Due to an epidemic which swept through their exotic birds--for which they had no special coverage due to Ben's lack of foresight--Ben And Beth's Petables was tottering on the brink of bankruptcy. After Leonard's burglary--for which they were sufficiently insured--Ben was able to file a false insurance claim which said all the recently deceased birds had been stolen. The resulting settlement saved the business, and Ben and Beth's marriage.

The members of the Waylon Heights Christian Tabernacle were near ecstatic after Leonard's bizarre interruption of their Christmas Eve services, since it proved the existence of Satan and validated their belief system. The following Sunday, from his pulpit, Reverend Billy Spears was positively ecstatic and openly invited Satan to send one of his crazed minions around each and every Christmas so that he, the deacons, and members of the choir, could whip his tail again.
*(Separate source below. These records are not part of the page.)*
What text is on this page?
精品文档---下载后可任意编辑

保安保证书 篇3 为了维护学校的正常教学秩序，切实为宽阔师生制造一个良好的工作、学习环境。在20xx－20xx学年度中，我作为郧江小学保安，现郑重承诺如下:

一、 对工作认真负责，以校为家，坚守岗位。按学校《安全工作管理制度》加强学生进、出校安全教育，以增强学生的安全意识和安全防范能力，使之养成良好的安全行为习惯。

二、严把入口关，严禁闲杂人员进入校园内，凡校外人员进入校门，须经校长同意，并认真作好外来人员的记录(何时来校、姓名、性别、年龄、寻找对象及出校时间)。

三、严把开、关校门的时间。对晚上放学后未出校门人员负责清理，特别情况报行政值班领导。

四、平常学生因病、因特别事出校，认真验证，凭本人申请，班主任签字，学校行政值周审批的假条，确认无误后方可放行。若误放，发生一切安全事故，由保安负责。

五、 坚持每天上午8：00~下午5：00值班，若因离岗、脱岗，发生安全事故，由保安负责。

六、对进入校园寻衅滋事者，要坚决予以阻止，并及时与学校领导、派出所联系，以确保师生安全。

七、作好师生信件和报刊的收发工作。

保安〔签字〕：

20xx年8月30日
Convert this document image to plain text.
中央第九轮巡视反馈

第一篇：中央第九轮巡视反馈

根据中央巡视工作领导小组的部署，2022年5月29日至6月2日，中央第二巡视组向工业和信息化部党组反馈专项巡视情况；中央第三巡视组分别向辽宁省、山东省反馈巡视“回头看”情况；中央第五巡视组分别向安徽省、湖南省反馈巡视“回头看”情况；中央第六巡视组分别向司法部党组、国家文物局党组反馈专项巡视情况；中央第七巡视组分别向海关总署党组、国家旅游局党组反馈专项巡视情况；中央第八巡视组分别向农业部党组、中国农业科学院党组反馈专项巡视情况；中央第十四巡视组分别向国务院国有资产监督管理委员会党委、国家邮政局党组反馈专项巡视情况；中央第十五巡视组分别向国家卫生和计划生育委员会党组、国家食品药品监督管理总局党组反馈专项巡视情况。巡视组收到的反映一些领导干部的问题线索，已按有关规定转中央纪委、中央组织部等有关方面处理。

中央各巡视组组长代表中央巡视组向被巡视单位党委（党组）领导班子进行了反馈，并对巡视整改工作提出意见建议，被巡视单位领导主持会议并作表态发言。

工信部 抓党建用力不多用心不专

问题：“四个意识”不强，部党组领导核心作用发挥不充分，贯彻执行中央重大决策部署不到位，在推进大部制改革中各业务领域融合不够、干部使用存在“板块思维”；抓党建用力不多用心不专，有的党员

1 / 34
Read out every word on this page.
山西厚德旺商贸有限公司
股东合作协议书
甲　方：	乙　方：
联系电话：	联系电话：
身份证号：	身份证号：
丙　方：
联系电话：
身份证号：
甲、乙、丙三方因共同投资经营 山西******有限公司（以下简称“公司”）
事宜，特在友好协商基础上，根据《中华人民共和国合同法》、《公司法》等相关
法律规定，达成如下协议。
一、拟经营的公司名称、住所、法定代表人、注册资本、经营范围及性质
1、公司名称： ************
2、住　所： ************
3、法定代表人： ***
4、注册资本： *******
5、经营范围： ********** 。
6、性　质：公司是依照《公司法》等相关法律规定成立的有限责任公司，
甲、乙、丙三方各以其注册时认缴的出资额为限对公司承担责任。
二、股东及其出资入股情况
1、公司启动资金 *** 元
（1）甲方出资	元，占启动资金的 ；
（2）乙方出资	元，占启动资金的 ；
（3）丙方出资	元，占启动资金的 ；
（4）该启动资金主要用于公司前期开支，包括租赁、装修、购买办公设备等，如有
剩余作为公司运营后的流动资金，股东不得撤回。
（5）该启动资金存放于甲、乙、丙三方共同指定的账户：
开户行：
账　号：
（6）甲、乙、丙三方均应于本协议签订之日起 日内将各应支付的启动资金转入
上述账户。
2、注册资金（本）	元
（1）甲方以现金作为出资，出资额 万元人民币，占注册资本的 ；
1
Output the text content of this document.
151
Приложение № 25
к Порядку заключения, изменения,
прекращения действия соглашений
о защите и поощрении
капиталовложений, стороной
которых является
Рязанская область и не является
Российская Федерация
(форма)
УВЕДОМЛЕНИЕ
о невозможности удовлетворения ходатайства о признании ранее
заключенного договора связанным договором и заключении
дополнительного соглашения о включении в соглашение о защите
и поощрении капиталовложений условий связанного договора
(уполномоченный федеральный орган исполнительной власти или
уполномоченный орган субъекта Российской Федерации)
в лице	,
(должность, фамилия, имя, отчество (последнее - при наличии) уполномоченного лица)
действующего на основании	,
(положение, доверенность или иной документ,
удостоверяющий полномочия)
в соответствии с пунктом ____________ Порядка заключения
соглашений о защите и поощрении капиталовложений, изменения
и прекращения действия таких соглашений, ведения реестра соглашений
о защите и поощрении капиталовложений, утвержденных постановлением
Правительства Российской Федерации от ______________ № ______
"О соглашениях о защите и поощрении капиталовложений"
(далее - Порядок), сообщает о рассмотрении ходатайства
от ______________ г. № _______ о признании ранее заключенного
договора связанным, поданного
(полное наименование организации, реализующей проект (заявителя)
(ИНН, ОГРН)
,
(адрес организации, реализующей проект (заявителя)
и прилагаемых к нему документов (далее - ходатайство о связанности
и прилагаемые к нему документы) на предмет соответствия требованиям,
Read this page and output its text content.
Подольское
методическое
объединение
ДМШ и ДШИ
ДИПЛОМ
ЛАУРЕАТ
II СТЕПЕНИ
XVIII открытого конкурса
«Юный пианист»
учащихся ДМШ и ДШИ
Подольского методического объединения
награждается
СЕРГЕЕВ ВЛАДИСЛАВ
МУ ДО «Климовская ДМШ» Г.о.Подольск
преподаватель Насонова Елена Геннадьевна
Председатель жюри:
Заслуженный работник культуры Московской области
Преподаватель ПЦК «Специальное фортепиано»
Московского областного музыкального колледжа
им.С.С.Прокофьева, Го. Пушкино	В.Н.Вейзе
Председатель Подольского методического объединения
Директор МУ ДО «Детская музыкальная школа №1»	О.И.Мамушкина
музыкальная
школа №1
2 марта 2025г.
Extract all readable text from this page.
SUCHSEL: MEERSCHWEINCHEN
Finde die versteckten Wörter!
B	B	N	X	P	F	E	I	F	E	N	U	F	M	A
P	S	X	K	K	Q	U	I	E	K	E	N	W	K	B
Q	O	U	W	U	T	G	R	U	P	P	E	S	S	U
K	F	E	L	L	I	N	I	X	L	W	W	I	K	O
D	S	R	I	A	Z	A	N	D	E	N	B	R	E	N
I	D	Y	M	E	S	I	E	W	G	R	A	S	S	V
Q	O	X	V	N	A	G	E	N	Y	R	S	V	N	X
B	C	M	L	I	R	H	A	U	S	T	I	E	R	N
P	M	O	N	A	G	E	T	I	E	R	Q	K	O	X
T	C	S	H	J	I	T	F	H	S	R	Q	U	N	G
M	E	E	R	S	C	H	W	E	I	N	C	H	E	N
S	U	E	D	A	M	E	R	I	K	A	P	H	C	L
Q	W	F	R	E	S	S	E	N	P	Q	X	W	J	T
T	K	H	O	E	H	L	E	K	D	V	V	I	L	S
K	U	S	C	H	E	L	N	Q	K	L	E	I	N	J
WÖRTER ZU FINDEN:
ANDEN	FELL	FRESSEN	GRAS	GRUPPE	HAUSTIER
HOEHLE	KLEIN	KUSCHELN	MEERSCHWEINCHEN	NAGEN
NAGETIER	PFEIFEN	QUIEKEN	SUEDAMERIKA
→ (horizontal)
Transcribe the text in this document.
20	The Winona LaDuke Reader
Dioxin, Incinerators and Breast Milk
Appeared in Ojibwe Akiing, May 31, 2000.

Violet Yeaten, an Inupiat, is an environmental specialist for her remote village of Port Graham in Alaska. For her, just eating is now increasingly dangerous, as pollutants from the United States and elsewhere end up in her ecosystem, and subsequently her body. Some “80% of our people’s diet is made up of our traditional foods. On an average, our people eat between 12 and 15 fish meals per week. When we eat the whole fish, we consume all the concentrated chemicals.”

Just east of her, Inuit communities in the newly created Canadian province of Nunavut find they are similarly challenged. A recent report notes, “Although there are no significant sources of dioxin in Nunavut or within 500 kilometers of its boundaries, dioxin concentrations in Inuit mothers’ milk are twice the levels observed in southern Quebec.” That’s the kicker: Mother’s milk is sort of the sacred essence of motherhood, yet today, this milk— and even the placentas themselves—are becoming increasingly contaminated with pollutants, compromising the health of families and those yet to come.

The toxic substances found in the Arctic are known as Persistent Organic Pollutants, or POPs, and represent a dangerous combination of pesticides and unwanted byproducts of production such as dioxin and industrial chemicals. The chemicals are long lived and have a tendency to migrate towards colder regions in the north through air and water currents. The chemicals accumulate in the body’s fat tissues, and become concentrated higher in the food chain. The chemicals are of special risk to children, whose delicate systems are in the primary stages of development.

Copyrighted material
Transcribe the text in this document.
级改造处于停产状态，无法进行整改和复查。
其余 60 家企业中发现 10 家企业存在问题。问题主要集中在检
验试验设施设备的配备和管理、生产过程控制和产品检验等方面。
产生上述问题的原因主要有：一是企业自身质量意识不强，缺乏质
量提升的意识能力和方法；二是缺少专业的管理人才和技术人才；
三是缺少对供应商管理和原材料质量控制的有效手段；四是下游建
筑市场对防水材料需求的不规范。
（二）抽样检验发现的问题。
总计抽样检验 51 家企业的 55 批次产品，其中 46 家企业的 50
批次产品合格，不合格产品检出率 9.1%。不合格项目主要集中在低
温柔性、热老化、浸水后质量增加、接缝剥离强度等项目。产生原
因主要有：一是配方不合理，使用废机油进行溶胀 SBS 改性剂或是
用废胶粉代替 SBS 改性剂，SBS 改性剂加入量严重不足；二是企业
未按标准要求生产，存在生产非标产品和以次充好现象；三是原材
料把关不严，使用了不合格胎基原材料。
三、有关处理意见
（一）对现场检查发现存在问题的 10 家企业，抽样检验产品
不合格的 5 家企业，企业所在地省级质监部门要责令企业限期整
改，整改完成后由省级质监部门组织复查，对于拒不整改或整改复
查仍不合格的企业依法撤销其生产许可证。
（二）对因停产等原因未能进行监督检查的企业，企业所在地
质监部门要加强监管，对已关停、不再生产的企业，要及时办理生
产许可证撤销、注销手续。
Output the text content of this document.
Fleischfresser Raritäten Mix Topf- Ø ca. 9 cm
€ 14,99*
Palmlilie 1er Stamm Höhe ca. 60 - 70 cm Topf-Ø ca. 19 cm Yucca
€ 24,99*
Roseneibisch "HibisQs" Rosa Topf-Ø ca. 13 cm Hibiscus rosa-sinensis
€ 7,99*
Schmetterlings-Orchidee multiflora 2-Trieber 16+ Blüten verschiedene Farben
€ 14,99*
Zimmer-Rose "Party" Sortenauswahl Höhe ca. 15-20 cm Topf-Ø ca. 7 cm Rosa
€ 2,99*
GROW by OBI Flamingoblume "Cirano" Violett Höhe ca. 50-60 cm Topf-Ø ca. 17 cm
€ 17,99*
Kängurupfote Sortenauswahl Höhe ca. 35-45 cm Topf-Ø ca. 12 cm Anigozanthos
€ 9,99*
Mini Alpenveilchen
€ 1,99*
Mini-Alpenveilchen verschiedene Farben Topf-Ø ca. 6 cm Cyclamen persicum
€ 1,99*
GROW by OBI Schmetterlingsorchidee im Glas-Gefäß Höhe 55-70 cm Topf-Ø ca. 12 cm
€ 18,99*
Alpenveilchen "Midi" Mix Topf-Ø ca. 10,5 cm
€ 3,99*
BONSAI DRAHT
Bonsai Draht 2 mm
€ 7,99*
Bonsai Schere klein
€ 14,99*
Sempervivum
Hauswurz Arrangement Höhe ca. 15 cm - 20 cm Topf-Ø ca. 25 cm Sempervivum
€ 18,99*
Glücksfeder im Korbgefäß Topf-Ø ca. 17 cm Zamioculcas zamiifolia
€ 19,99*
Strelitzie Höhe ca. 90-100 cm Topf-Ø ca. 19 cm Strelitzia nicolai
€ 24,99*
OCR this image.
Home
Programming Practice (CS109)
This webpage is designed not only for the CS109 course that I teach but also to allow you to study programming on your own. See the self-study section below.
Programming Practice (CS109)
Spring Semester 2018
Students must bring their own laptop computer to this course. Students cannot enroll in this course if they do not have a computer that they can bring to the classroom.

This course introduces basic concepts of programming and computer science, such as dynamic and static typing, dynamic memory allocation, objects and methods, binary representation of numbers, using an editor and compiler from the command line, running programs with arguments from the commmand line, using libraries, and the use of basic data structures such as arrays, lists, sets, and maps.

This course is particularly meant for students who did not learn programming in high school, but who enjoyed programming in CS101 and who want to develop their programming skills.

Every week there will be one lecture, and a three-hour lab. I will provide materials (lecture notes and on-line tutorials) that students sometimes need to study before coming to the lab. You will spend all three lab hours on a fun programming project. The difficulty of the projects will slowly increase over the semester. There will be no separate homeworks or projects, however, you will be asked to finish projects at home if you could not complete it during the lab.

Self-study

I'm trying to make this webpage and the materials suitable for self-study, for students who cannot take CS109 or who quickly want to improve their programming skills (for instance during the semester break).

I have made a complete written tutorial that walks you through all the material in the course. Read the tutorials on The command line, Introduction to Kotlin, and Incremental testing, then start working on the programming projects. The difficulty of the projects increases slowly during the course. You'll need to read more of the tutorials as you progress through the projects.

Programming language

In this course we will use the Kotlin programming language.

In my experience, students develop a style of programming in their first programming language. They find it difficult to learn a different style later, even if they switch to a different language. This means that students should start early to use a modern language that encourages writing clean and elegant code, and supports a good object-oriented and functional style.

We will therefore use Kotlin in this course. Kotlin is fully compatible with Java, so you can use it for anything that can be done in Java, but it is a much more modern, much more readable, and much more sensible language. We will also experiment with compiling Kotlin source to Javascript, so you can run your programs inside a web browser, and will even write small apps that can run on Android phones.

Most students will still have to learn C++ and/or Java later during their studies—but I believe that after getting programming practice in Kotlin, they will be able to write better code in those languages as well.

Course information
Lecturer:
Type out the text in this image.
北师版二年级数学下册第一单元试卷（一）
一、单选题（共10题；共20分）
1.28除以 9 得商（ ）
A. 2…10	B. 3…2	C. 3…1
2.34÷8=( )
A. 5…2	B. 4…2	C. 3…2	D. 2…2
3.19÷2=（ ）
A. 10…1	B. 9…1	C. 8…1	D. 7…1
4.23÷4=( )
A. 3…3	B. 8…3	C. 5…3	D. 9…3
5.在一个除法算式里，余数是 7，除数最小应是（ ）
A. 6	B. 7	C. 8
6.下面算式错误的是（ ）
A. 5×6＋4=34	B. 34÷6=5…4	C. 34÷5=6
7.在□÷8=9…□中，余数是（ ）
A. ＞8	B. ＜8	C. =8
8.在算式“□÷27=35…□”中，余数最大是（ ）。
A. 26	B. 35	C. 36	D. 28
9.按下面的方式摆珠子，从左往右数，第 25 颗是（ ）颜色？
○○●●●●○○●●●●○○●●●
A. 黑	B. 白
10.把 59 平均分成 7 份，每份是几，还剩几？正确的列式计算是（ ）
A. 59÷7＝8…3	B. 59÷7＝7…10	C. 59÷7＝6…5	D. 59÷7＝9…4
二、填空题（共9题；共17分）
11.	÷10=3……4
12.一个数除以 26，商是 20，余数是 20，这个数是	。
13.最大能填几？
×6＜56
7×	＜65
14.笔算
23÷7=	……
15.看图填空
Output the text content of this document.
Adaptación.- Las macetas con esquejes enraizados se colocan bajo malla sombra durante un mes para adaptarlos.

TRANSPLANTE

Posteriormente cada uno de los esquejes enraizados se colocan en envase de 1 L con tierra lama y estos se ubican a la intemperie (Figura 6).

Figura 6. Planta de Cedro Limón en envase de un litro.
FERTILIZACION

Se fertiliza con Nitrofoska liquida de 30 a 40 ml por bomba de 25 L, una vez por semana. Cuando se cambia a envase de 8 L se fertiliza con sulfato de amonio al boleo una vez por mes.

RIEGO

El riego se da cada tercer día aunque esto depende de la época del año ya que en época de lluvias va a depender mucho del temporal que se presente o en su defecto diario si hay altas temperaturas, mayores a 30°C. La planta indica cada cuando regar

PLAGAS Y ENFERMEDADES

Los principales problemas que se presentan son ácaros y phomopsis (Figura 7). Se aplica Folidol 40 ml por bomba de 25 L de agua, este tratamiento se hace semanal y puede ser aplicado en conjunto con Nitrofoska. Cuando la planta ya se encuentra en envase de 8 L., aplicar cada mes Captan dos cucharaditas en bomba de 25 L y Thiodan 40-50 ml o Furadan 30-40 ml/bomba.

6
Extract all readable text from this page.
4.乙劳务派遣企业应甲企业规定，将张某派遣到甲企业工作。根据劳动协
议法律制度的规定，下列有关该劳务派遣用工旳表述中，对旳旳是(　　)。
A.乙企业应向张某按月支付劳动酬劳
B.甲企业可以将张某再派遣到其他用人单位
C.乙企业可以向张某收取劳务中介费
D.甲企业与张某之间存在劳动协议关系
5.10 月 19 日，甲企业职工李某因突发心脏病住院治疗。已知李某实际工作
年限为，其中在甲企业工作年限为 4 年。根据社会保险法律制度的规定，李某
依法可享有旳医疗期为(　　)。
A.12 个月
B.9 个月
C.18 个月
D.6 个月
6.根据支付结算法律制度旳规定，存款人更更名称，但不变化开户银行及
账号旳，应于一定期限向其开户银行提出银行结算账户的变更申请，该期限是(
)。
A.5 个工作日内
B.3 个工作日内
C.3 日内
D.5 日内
Kisha Edwards, single mom and mother of an emotionally handicapped child who received a pair of rabbits from Leonard, soon found herself inundated in bunnies--which her daughter, LaKeeta, loved and doted over. As a result of the extra expense, Kisha was forced to get her GED and take extra job training to advance herself. Due to her positive efforts at self-advancement, she eventually gained some note in her community and became a member of the city council.

By lying and saying that it was blows from his baton--and not the blows and kicks to the head from the members of the Waylon heights Christian Tabernacle--which sent Leonard to the emergency room, Officer Dale managed to have his status among his peers raised considerably.

After staying out all Christmas Eve and nearly freezing to death, DeMario was found by two workers for the Salvation Army and rescued on Christmas morning. Grateful for the life saving intervention, he turned his life around by subsequently cutting his crack habit in half and getting a job in the SA's soup kitchen, where he worked for two weeks, the longest span of continual employment he'd ever experienced.

As for Leonard, he was convicted of burglary, DUI, cruelty to animals, and disrupting a religious service; his public defender managed to plea him down to twenty-two months. He was returned for another stretch at Reidsville; this time--having gained a bit of notoriety as The Christmas Eve Bandit--with greater respect and perhaps even a touch of admiration from the coloreds and the sissies. Though he will be eligible for a parole hearing in November, and stands a good chance of getting out in time for next Christmas, Leonard has no plans of petitioning the parole board for early release.

The escaped rabbits thrived and bred prolifically, and there was no want of rabbits for years to come in the neighborhood surrounding the Waylon Heights Christian Tabernacle.

As far as the one rabbit that died from the antifreeze--well, what's one rabbit more or less in the grand scheme of things, since, all in all, thanks to Leonard, everyone else had a pretty good Christmas.